Nietzsche foi professor e foi obrigado a desistir porque seu pensamento se realizava por fragmentos, por afirmações separadas, o que não se coadunava às necessidades da palavra universitária. Apesar disso, o filósofo não pôde mais evitar ser professor de filosofia. Kierkegaard escrevia tratados que formavam o campo Universitário. Em 1929, Heidegger formula a questão: “O que é a metafísica?” em uma aula inaugural na Universidade de Freiburg, enquanto se interroga e contesta a formação da comunidade de professores e estudantes que compõem as Faculdades.
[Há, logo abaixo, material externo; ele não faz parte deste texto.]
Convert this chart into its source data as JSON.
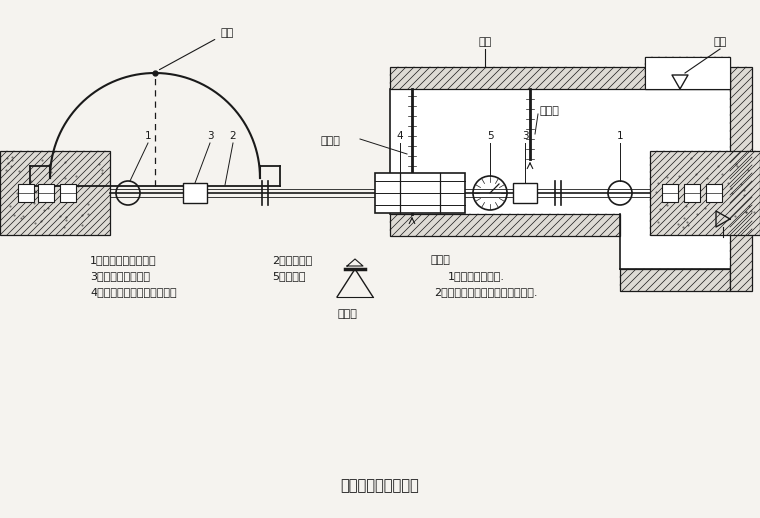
{
  "title": "主要量测方法示意图",
  "bg_color": "#f5f3ef",
  "line_color": "#1a1a1a",
  "labels": {
    "crown_point": "测点",
    "level_gauge": "水准尺",
    "inverted_staff": "倒装尺",
    "level_instrument": "水平仪",
    "turn_point": "转点",
    "measure_point": "测点",
    "note_header": "说明：",
    "note1": "1、洞内观察未述.",
    "note2": "2、其它量测项目按有关说明实施.",
    "legend1a": "1、净空变位仪矩锚杆",
    "legend1b": "2、带孔钢尺",
    "legend2a": "3、有球铰的连接杆",
    "legend2b": "5、百分表",
    "legend3": "4、维持张拉钢尺拉力的装置"
  },
  "font_size": 8.0,
  "title_font_size": 10.5
}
Heidegger era um escritor responsável por uma escrita comprometida, responsável politicamente, o que derivou advertida ou inadvertidamente em sustentação de práticas nazistas.
Este era o ambiente em que Hegel, Freud e Einstein, Marx e Lênin, Nietzsche e Sade eram nominados “professores”, “homens de laboratório”, “homens da práxis”, “escritores”.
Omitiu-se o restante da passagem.